The epidemiology and etiology of tuberculosis with implications for vaccine development

Event 9 Apr 2015

Professor Nico Nagelkerke

Tuberculosis is one of the great scourges of mankind and until recently a major cause of death in Europe and America. In developing countries it still kills millions despite chemotherapy. Although Koch discovered the tubercle bacillus more than a century ago, the epidemiology of the disease is still poorly understood. Its greatest enigma is why tuberculous infections occasionally cause disease but mostly remain asymptomatic. Co-infection with HIV is the only known cause of progression from infection to disease, but most tuberculosis victims are HIV negative. In my book (2012) Courtesans and Consumption evidence is presented that there may be another virus that causes progression to disease; a virus that like HIV can be transmitted sexually and via blood contacts.

Nico Nagelkerke  is a widely published biostatistician and infectious disease epidemiologist.
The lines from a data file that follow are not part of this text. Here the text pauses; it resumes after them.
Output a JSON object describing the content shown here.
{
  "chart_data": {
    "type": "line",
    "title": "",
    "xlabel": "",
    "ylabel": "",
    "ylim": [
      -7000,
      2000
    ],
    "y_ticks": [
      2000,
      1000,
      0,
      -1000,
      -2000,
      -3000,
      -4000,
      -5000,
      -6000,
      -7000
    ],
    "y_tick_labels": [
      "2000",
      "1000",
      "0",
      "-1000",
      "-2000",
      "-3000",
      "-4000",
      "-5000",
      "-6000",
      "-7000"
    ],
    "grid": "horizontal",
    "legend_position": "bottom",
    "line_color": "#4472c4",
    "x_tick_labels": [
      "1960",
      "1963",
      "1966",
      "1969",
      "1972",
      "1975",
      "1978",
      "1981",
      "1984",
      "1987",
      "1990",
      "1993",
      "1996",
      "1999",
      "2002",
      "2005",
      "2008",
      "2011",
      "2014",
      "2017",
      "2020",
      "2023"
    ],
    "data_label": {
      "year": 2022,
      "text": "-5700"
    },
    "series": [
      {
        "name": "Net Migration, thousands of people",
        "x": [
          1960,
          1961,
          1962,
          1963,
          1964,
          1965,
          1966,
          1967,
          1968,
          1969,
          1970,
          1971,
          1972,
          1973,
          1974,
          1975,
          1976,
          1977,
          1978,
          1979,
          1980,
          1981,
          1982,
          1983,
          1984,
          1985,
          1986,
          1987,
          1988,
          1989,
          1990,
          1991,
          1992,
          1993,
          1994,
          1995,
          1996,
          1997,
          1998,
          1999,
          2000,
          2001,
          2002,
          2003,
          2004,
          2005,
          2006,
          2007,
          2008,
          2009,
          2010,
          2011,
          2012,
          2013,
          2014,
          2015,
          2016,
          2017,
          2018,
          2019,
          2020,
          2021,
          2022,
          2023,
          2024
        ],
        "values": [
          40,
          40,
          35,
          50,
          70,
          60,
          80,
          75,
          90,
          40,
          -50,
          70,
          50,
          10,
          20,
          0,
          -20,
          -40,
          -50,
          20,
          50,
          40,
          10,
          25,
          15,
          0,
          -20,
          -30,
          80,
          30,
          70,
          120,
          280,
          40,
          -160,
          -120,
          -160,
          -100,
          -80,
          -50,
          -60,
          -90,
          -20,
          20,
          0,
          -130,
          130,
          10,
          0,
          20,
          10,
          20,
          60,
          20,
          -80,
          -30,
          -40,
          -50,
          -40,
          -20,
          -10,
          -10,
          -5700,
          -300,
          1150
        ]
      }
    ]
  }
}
He has worked in the fields biostatistics, infectious disease modelling, and the epidemiology of HIV, tuberculosis, and other infectious diseases in several countries including Kenya, the United Arab Emirates, and his native country the Netherlands. Nagelkerke's R-square, a measure of explained variation for non-linear models is currently available in SPSS and other statistical packages. Until the end of 2013, he was professor of biostatistics with the United Arab Emirates University. He joins LSTM on May15th and looks forward to working as a Senior Biostatistician at MLW in Blantyre, Malawi.